The Agora association of lawyers was established in 2005 in Kazan, the capital of the Republic of Tatarstan, as the result of a merger between several human rights organisations. This was a crusading group of lawyers who took on cases that others would not – defending people, for example, who had been arrested at public demonstrations. That would have been enough to alert Moscow, but it was the high-profile cases they took on, which brought them to public prominence. In 2007, Agora successfully prosecuted a group of neo-Nazis that had beaten up protesting environmentalists. In 2010, they successfully defended the art critic Artemy Troitsky against a trumped-up charge of extremism, when he upset the State Traffic Safety Inspectorate’s Nikolai Khovansky (he criticised him for defending a Lukoil boss involved in a car crash that killed two innocent women). And Agora has been defending some of the people arrested at the Bolotnaya Square protests. There have been many more such high-profile cases where Agora has been involved. All in all, the type of good guys the Kremlin finds terribly annoying.
One would think that having been closed down, that would be the end of Agora. Perhaps.
In spite of all this, Pavel Chikov, head of the now defunct group, is trying to remain optimistic. He says that the Agora dealt with by the Supreme Court of Tatarstan had, in effect, already been a frozen project for over a year now, and that the organisation’s lawyers are implementing all their efforts under the aegis of a new brand – Agora reborn as an international human rights group.
Political analyst Ekaterina Shulman believes that Agora’s move to a fallback position may prove a success: “An organisation isn’t a registration form – it’s about people, connections and skills. Which, as Pavel Chikov correctly remarks, does not negate the symbolic significance of the event – and the symbolism here isn’t good. But, in my experience, organisations that fall prey to this sort of scenario prefer to re-register, or to operate without registering at all, but they don’t discontinue their activities.

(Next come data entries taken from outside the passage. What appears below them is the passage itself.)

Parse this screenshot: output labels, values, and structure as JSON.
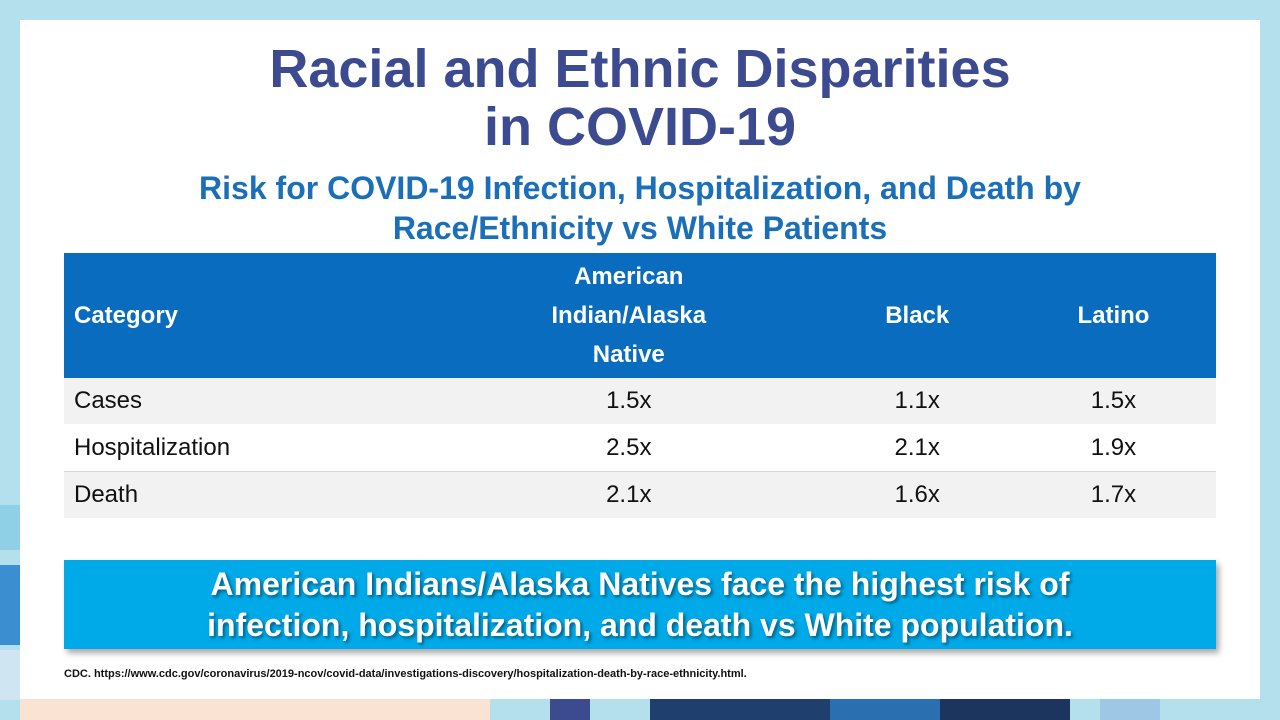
{
  "title_line1": "Racial and Ethnic Disparities",
  "title_line2": "in COVID-19",
  "subtitle_line1": "Risk for COVID-19 Infection, Hospitalization, and Death by",
  "subtitle_line2": "Race/Ethnicity vs White Patients",
  "table": {
    "headers": [
      "Category",
      "American Indian/Alaska Native",
      "Black",
      "Latino"
    ],
    "header_col1_lines": [
      "American",
      "Indian/Alaska",
      "Native"
    ],
    "rows": [
      {
        "category": "Cases",
        "aian": "1.5x",
        "black": "1.1x",
        "latino": "1.5x"
      },
      {
        "category": "Hospitalization",
        "aian": "2.5x",
        "black": "2.1x",
        "latino": "1.9x"
      },
      {
        "category": "Death",
        "aian": "2.1x",
        "black": "1.6x",
        "latino": "1.7x"
      }
    ]
  },
  "callout_line1": "American Indians/Alaska Natives face the highest risk of",
  "callout_line2": "infection, hospitalization, and death vs White population.",
  "source": "CDC. https://www.cdc.gov/coronavirus/2019-ncov/covid-data/investigations-discovery/hospitalization-death-by-race-ethnicity.html.",
  "colors": {
    "background": "#b4e0ee",
    "title": "#3c4a8f",
    "subtitle": "#1a6fb8",
    "table_header": "#0a6cbf",
    "callout": "#00a9e8"
  }
}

Which bodes well for us all, because organisations constitute the very units of the political process. When it comes to the political arena, if you’re not organised, you may as well not exist at all.”
Not everyone is so optimistic. Golos co-chair Grigory Melkonyants believes that the long hand of the regime could reach undesirables even if they establish no formal organisations at all. “On the legislative level, we can expect the monitoring of human rights activists to be taken over by the security agencies, who will accost both individuals and unregistered organisations engaged in human rights protection.”
Peering through the open wall, as we like to do, one can see that the Russian regime has spared no effort in protecting the laws it likes in the courts, but, curiously enough, when it comes to laws that the leadership finds inconvenient – well, that’s when they fall back on Shakespeare: “The first thing we do, let’s kill all the lawyers.”